Published 21 Oct 2011 in math.AP | (1110.4733v1)

Abstract: This paper reviews recent results on hybrid inverse problems, which are also called coupled-physics inverse problems of multi-wave inverse problems. Inverse problems tend to be most useful in, e.g., medical and geophysical imaging, when they combine high contrast with high resolution. In some settings, a single modality displays either high contrast or high resolution but not both. In favorable situations, physical effects couple one modality with high contrast with another modality with high resolution. The mathematical analysis of such couplings forms the class of hybrid inverse problems. Hybrid inverse problems typically involve two steps. In a first step, a well-posed problem involving the high-resolution low-contrast modality is solved from knowledge of boundary measurements. In a second step, a quantitative reconstruction of the parameters of interest is performed from knowledge of the point-wise, internal, functionals of the parameters reconstructed during the first step.
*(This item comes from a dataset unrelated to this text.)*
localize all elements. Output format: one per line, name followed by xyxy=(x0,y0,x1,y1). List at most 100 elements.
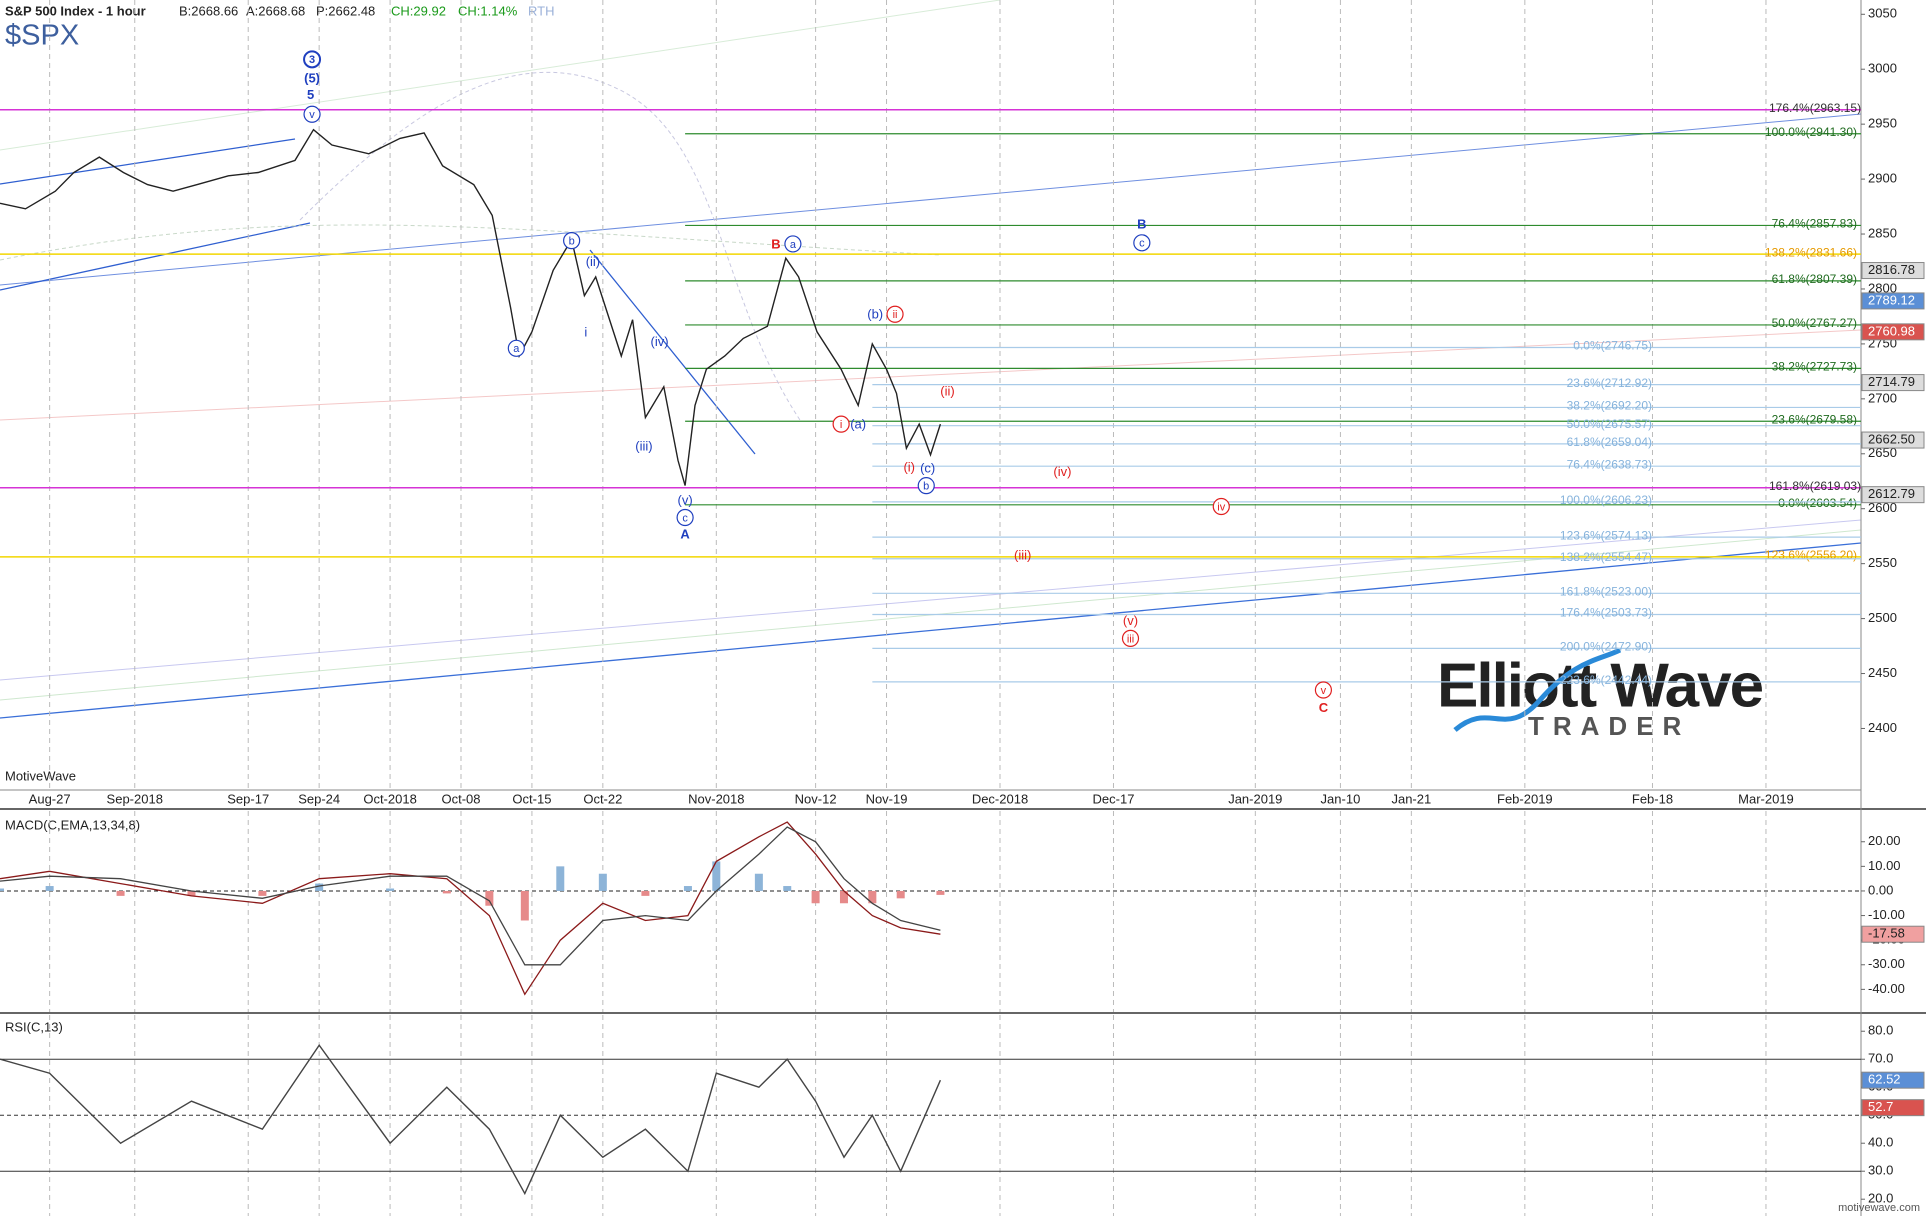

This paper reviews mathematical techniques that have been developed in recent years to address the second step. Mathematically, many hybrid inverse problems find interpretations in terms of linear and nonlinear (systems of) equations. In the analysis of such equations, one often needs to verify that qualitative properties of solutions to elliptic linear equations are satisfied, for instance the absence of any critical points. This paper reviews several methods to prove that such qualitative properties hold, including the method based on the construction of complex geometric optics solutions.